WorldLink Summer Interns: Empowering the Next Generation

WorldLink Summer Interns

For better or for worse, youth are the world’s future. Luckily, WorldLink, a practice-based research and internship program for high school youth in San Diego and Baja, Mexico, tackled the topic of youth’s influence over the summer. Five high school interns, Skylar, Elias, Jiayong, Marthapaola and Amir, were invited to USD to partake in WorldLink summer research. But even more importantly, the five students were provided with a platform in which their ideas and academic findings could be heard.

Culminating in the Student Leaders Program, hosted by the U.S. Department of State’s Middle East Partnership Initiative (MEPI), the summer researchers had the opportunity to present their findings, and for Jiayong Li, a senior at Torrey Pines High School, the opportunity to be heard and taken seriously as a researcher was life-changing: “I couldn’t believe so many of the MEPI students were interested in what I had to say. Being from the Middle East, they had experienced the Arab Spring firsthand, yet here they were interested in my summer research regarding youth’s influence on policy.”

In addition to presenting their research, the WorldLink students will also have their findings published in the WorldLink Reader, a yearly publication that serves as a resource for high school students and teachers. With topics ranging from technology to government policy and sustainability to economic strategy, the long-term impact and reach of the students’ research is vast.

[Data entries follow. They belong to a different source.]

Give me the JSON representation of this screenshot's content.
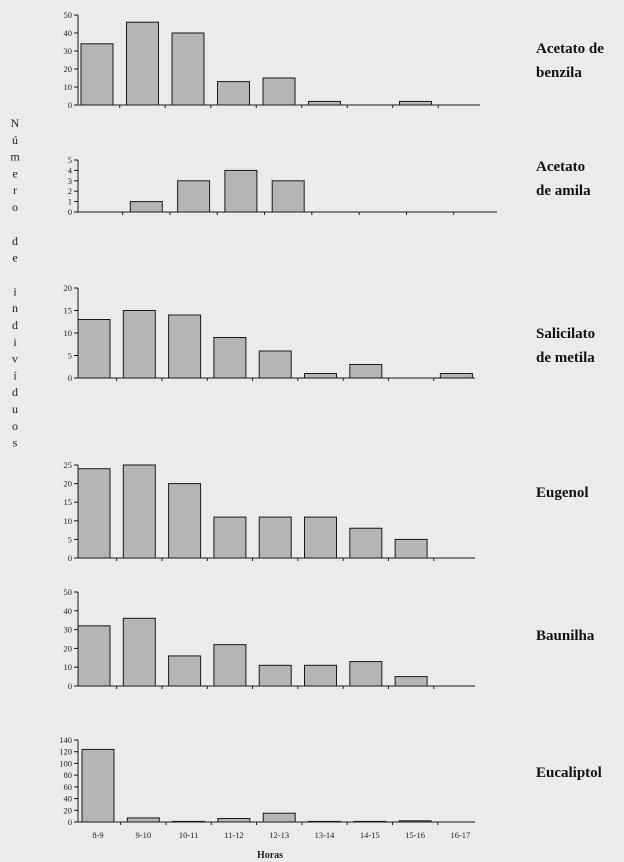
{
  "ylabel": "Número de indivíduos",
  "xlabel": "Horas",
  "chart_data": [
    {
      "type": "bar",
      "title": "Acetato de benzila",
      "title_lines": [
        "Acetato de",
        "benzila"
      ],
      "categories": [
        "8-9",
        "9-10",
        "10-11",
        "11-12",
        "12-13",
        "13-14",
        "14-15",
        "15-16",
        "16-17"
      ],
      "values": [
        34,
        46,
        40,
        13,
        15,
        2,
        0,
        2,
        0
      ],
      "ylim": [
        0,
        50
      ],
      "yticks": [
        0,
        10,
        20,
        30,
        40,
        50
      ]
    },
    {
      "type": "bar",
      "title": "Acetato de amila",
      "title_lines": [
        "Acetato",
        "de amila"
      ],
      "categories": [
        "8-9",
        "9-10",
        "10-11",
        "11-12",
        "12-13",
        "13-14",
        "14-15",
        "15-16",
        "16-17"
      ],
      "values": [
        0,
        1,
        3,
        4,
        3,
        0,
        0,
        0,
        0
      ],
      "ylim": [
        0,
        5
      ],
      "yticks": [
        0,
        1,
        2,
        3,
        4,
        5
      ]
    },
    {
      "type": "bar",
      "title": "Salicilato de metila",
      "title_lines": [
        "Salicilato",
        "de metila"
      ],
      "categories": [
        "8-9",
        "9-10",
        "10-11",
        "11-12",
        "12-13",
        "13-14",
        "14-15",
        "15-16",
        "16-17"
      ],
      "values": [
        13,
        15,
        14,
        9,
        6,
        1,
        3,
        0,
        1
      ],
      "ylim": [
        0,
        20
      ],
      "yticks": [
        0,
        5,
        10,
        15,
        20
      ]
    },
    {
      "type": "bar",
      "title": "Eugenol",
      "title_lines": [
        "Eugenol"
      ],
      "categories": [
        "8-9",
        "9-10",
        "10-11",
        "11-12",
        "12-13",
        "13-14",
        "14-15",
        "15-16",
        "16-17"
      ],
      "values": [
        24,
        25,
        20,
        11,
        11,
        11,
        8,
        5,
        0
      ],
      "ylim": [
        0,
        25
      ],
      "yticks": [
        0,
        5,
        10,
        15,
        20,
        25
      ]
    },
    {
      "type": "bar",
      "title": "Baunilha",
      "title_lines": [
        "Baunilha"
      ],
      "categories": [
        "8-9",
        "9-10",
        "10-11",
        "11-12",
        "12-13",
        "13-14",
        "14-15",
        "15-16",
        "16-17"
      ],
      "values": [
        32,
        36,
        16,
        22,
        11,
        11,
        13,
        5,
        0
      ],
      "ylim": [
        0,
        50
      ],
      "yticks": [
        0,
        10,
        20,
        30,
        40,
        50
      ]
    },
    {
      "type": "bar",
      "title": "Eucaliptol",
      "title_lines": [
        "Eucaliptol"
      ],
      "categories": [
        "8-9",
        "9-10",
        "10-11",
        "11-12",
        "12-13",
        "13-14",
        "14-15",
        "15-16",
        "16-17"
      ],
      "values": [
        124,
        7,
        1,
        6,
        15,
        1,
        1,
        2,
        0
      ],
      "ylim": [
        0,
        140
      ],
      "yticks": [
        0,
        20,
        40,
        60,
        80,
        100,
        120,
        140
      ],
      "show_xticks": true
    }
  ]
}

However, the interns aren’t the only ones who reap the program’s benefits. Debbie Martinez, the Senior Program Officer for Youth and Peacebuilding, explains that the advantages extend to the University of San Diego:

“The University of San Diego is dedicated to preparing ethical, compassionate and well-informed leaders who make a lasting, positive impact in our ever-changing, interconnected world … It is through support [from USD] that the WorldLink program is able to inspire youth to add their voices to a civil atmosphere of problem solving and model responsible global citizenship, which are key values at USD.”

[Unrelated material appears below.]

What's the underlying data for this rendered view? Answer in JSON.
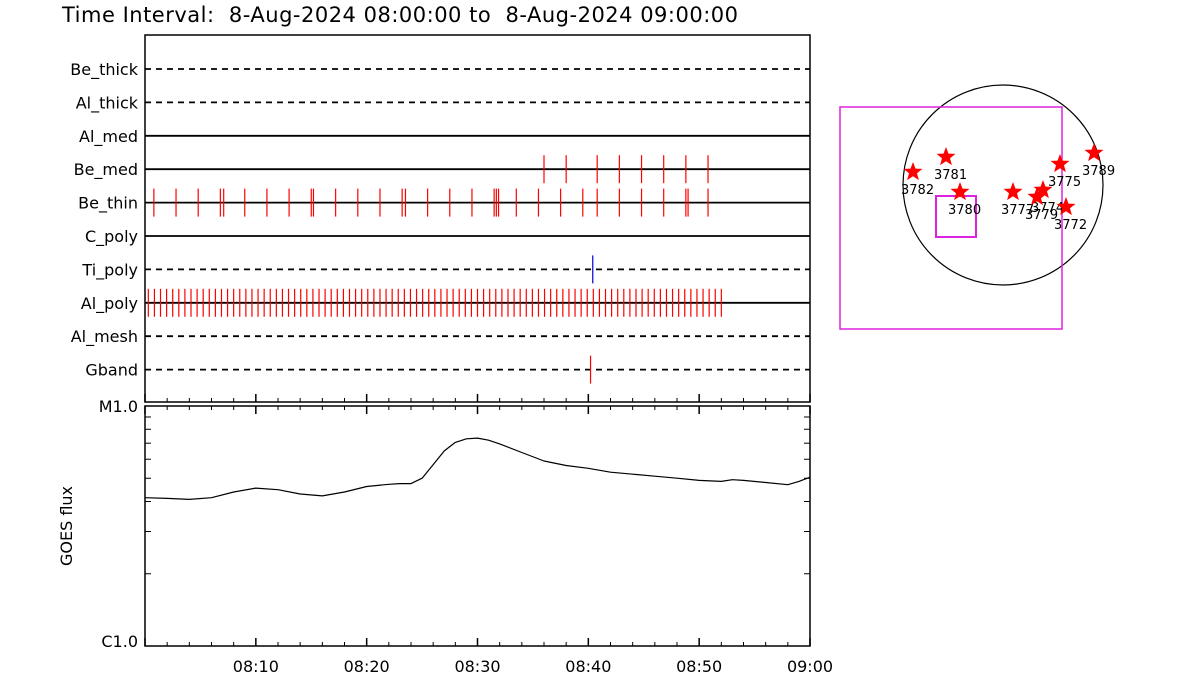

The WorldLink program provides the university with additional outreach opportunities with prospective students, and it also provides a concrete and effective way to implement the university’s values. But even beyond, the program empowers the leaders of tomorrow.

Perhaps WorldLink intern Li explains it best: "A quarter of the world’s population is comprised of youth, from the ages of 10 to 24. This gives youth a tremendous power to make change. We are the future politicians, future leaders and future innovators of the world, and we have a massive voice in determining our own futures. However, if we don’t use our influence effectively and efficiently to make a change, we cannot make a positive impact in our political and social systems. We must use our influence to make an impact."